I always wanted to skip one half of the third stanza, as it stood in our Hymn-Book:
"Where congregations ne'er break up,
And Sabbaths have no end."
I did not want it to be Sabbath-day always. I was conscious of a pleasure in the thought of games and frolics and coming week-day delights that would flit across my mind even when I was studying my hymns, or trying to listen to the minister. And I did want the congregation to break up some time. Indeed, in those bright spring days, the last hymn in the afternoon always sounded best, because with it came the opening of doors into the outside air, and the pouring in of a mingled scent of sea winds and apple blossoms, like an invitation out into the freedom of the beach, the hillsides, the fields and gardens and orchards. In all this I felt as if I were very wicked. I was afraid that I loved earth better than I did heaven.
Nevertheless I always did welcome that last hymn, announced to be sung "with the Doxology," usually in "long metre," to the tune of "Old Hundred." There were certain mysterious preliminaries,—the rustling of singing-book leaves, the sliding of the short screen-curtains before the singers along by their clinking rings, and now and then a premonitory groan or squeak from bass-viol or violin, as if the instruments were clearing their throats; and finally the sudden uprising of that long row of heads in the "singing-seats."
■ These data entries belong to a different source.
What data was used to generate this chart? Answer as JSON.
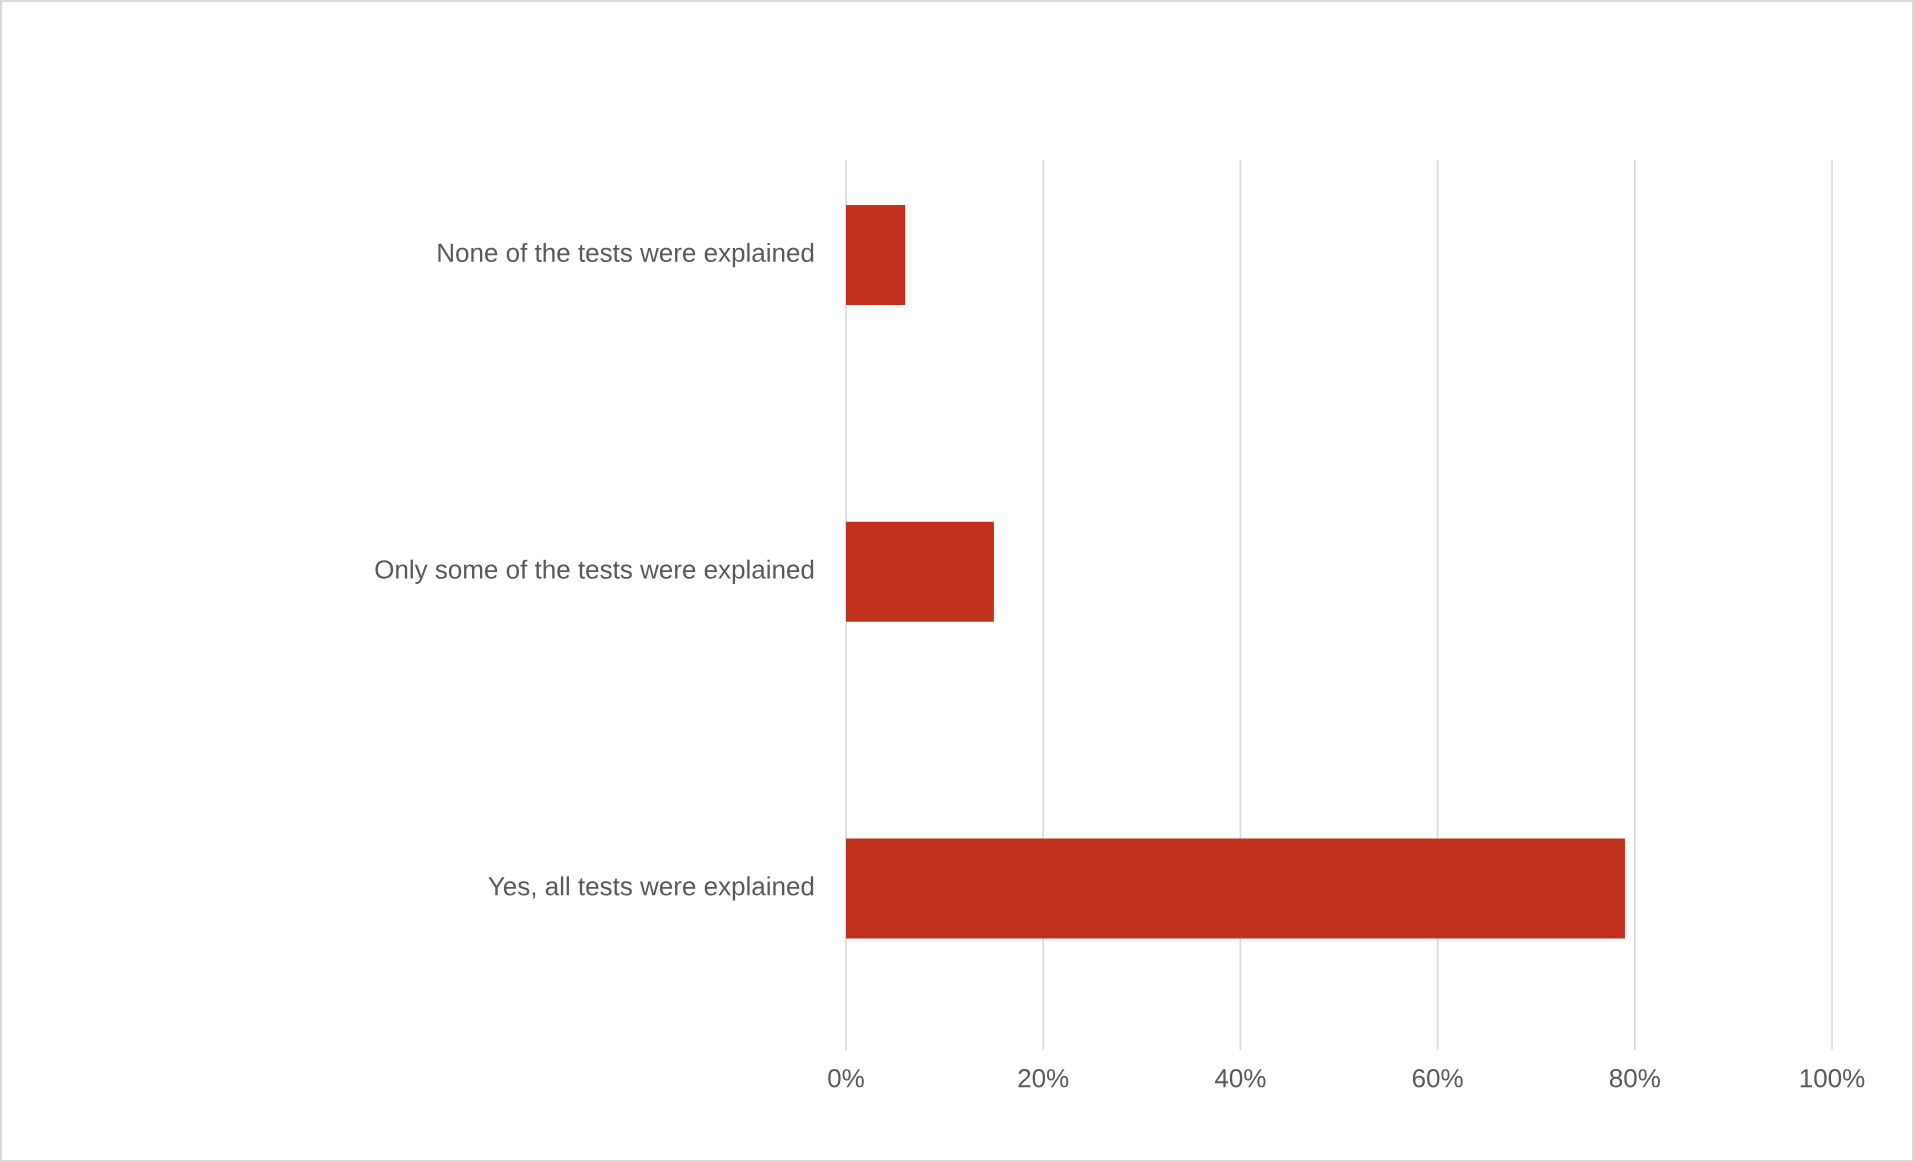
{
  "chart_data": {
    "type": "bar",
    "orientation": "horizontal",
    "categories": [
      "None of the tests were explained",
      "Only some of the tests were explained",
      "Yes, all tests were explained"
    ],
    "values": [
      6,
      15,
      79
    ],
    "color": "#c0311e",
    "xlim": [
      0,
      100
    ],
    "xticks": [
      {
        "value": 0,
        "label": "0%"
      },
      {
        "value": 20,
        "label": "20%"
      },
      {
        "value": 40,
        "label": "40%"
      },
      {
        "value": 60,
        "label": "60%"
      },
      {
        "value": 80,
        "label": "80%"
      },
      {
        "value": 100,
        "label": "100%"
      }
    ],
    "grid": "x"
  }
}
My tallest and prettiest grown-up sister, Louise, stood there among them, and of all those girlish, blooming faces I thought hers the very handsomest. But she did not open her lips wide enough to satisfy me. I could not see that she was singing at all.
To stand up there and be one of the choir, seemed to me very little short of promotion to the ranks of cherubim and seraphim. I quite envied that tall, pretty sister of mine. I was sure that I should open my mouth wide, if I could only be in her place. Alas! the years proved that, much as I loved the hymns, there was no music in me to give them voice, except to very indulgent ears.